The letter to Admiral Paul F. Zunkunft lauds remarks from Rear Admiral Paul Thomas, who has written on the agency's Maritime Commons Blog that the SOLAS regulation “provides great flexibility in how compliance can be achieve by carriers who are working with their business partners.”
The groups signing the letter, such as the Agriculture Transportation Coalition, American Farm Bureau Federation and Wine and Spirit Shippers Association, say Thomas has shown “interest in balancing the need to assure safety at marine terminals and on ships, while allowing cargo to move into and through US marine terminals without disruption and delay, and to enable US exports to be globally competitive.”

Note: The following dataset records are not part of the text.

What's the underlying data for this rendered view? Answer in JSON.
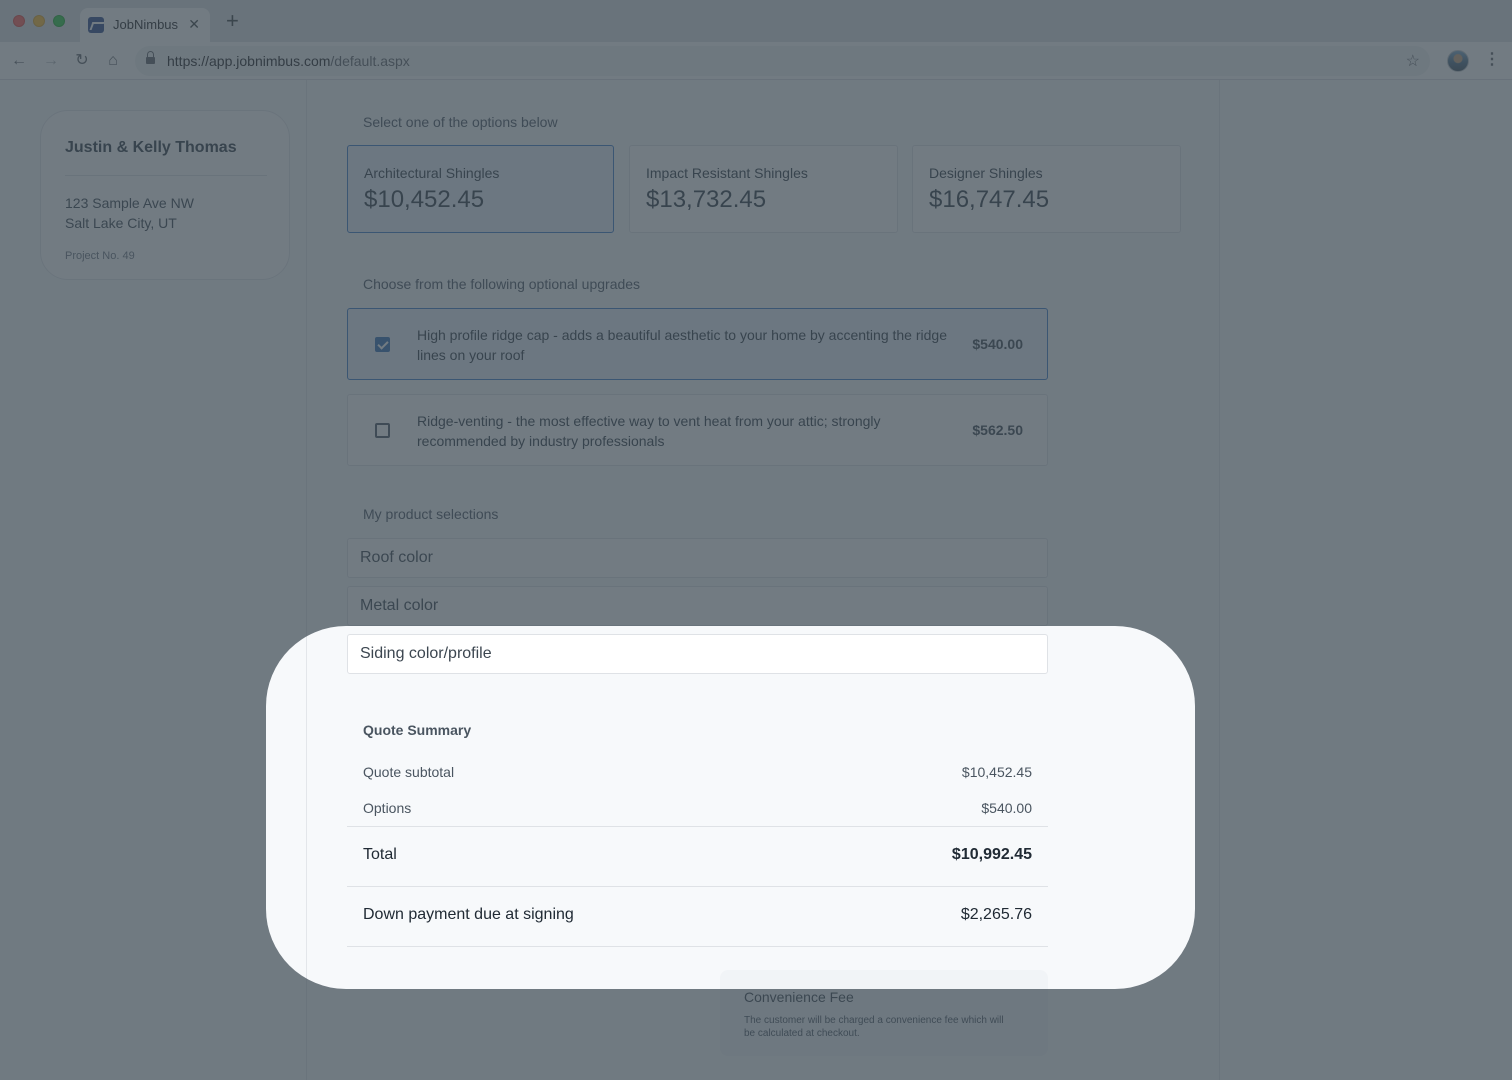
{
  "browser": {
    "tab_title": "JobNimbus",
    "tab_close": "✕",
    "new_tab": "+",
    "url_host": "https://app.jobnimbus.com",
    "url_path": "/default.aspx"
  },
  "customer": {
    "name": "Justin & Kelly Thomas",
    "address_line1": "123 Sample Ave NW",
    "address_line2": "Salt Lake City, UT",
    "project_no": "Project No. 49"
  },
  "options_section": {
    "label": "Select one of the options below",
    "options": [
      {
        "name": "Architectural Shingles",
        "price": "$10,452.45",
        "selected": true
      },
      {
        "name": "Impact Resistant Shingles",
        "price": "$13,732.45",
        "selected": false
      },
      {
        "name": "Designer Shingles",
        "price": "$16,747.45",
        "selected": false
      }
    ]
  },
  "upgrades_section": {
    "label": "Choose from the following optional upgrades",
    "items": [
      {
        "text": "High profile ridge cap - adds a beautiful aesthetic to your home by accenting the ridge lines on your roof",
        "price": "$540.00",
        "checked": true
      },
      {
        "text": "Ridge-venting - the most effective way to vent heat from your attic; strongly recommended by industry professionals",
        "price": "$562.50",
        "checked": false
      }
    ]
  },
  "products_section": {
    "label": "My product selections",
    "fields": [
      "Roof color",
      "Metal color",
      "Siding color/profile"
    ]
  },
  "summary": {
    "title": "Quote Summary",
    "subtotal_label": "Quote subtotal",
    "subtotal_value": "$10,452.45",
    "options_label": "Options",
    "options_value": "$540.00",
    "total_label": "Total",
    "total_value": "$10,992.45",
    "down_label": "Down payment due at signing",
    "down_value": "$2,265.76"
  },
  "fee": {
    "title": "Convenience Fee",
    "note": "The customer will be charged a convenience fee which will be calculated at checkout."
  },
  "colors": {
    "accent": "#3b79c8",
    "overlay": "#3c4852"
  }
}
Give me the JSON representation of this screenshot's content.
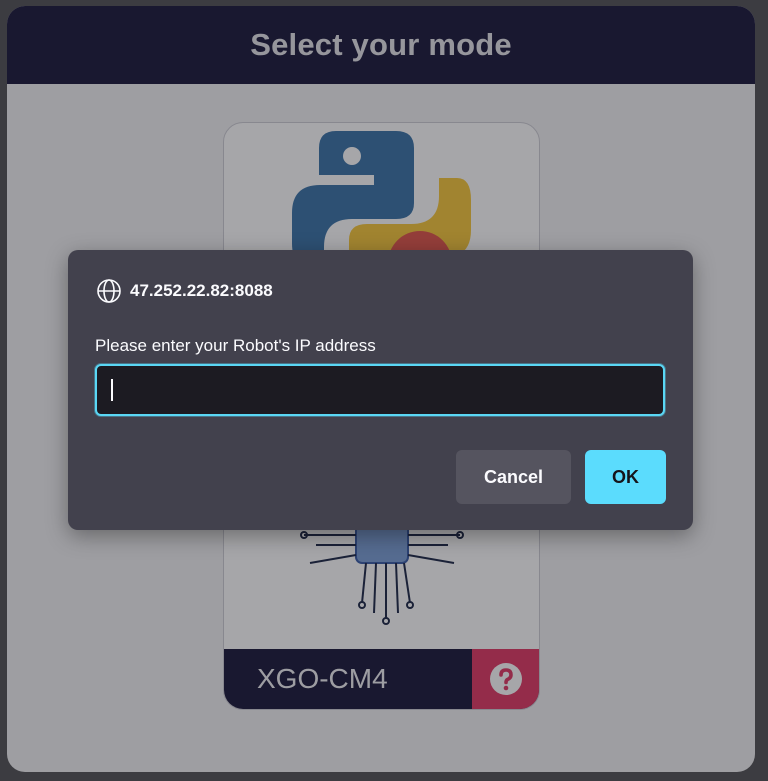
{
  "mode_panel": {
    "title": "Select your mode",
    "card": {
      "name": "XGO-CM4",
      "art_icons": [
        "python-logo-icon",
        "chip-circuit-icon"
      ],
      "help_icon": "question-circle-icon"
    }
  },
  "dialog": {
    "origin": "47.252.22.82:8088",
    "origin_icon": "globe-icon",
    "prompt": "Please enter your Robot's IP address",
    "input_value": "",
    "cancel_label": "Cancel",
    "ok_label": "OK"
  },
  "colors": {
    "header_bg": "#1c1a3c",
    "accent_cyan": "#5bdcfd",
    "help_red": "#e23a66",
    "dialog_bg": "#42414d"
  }
}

Their position is at odds with a letter sent to Zunkunft earlier this month by the World Shipping Council, in which the group was critical of comments made by Thomas about the verified gross mass (VGM) requirement, asking that the USCG reconsider its position toward enforcing the new regulation in the SOLAS convention.
The VGM rule goes into effect July 1 and requires shippers to provide the verified gross mass of containers before they are loaded on ships.
“We support the Admiral’s view that if the shipper provides the cargo mass weight, to which the carrier adds the weight of the container, then the intent of SOLAS is achieved," the agriculture groups wrote. "In fact, several ocean carrier executives have advised that such a process would be practical.
“The reason for our concern, and appreciation of Admiral Thomas’ guidance, is that some ocean carriers, citing this SOLAS amendment, are demanding that the shipper certify both the cargo and the carrier’s container. This is contrary to the practical realities of our US export maritime commerce and fundamentally flawed conceptually. (It would be similar to demanding that a soybean shipper certify to the railroad the weight of the railcar itself.)”
The agriculture groups say the SOLAS “amendment, unless applied rationally in the manner suggested by the Admiral (Thomas), would create U.S. supply chain disruption and delay, competitive disadvantage for US exporters.”
“There has not been shown any need, in the interests of safety and accurate cargo weight reporting, to impose the unreasonable new requirement that the shipper tell the ocean carrier how much the carrier’s own equipment weighs," they added. "The Coast Guard’s position is reasonable and consistent with safety and competitiveness of US international commerce.”
The agriculture shippers complain “ocean carrier demands that an individual employee of the U.S. exporter company personally certify the weight of the ocean carrier’s container by entering his or her name on the EDI (electronic data interchange) document for that particular shipment, are being rejected. Many U.S. corporations will not allow their employee to certify the weight of and assume liability for equipment that the corporation does not own, manage, control, and in fact may not even see."
They also contend "there has not been shown any need, in the interests of safety and accurate cargo weight reporting, to impose the unreasonable new requirement that the shipper tell the ocean carrier how much the carrier’s own equipment weighs."
"The Coast Guard’s position is reasonable and consistent with safety and competitiveness of US international commerce," the shipper associations wrote.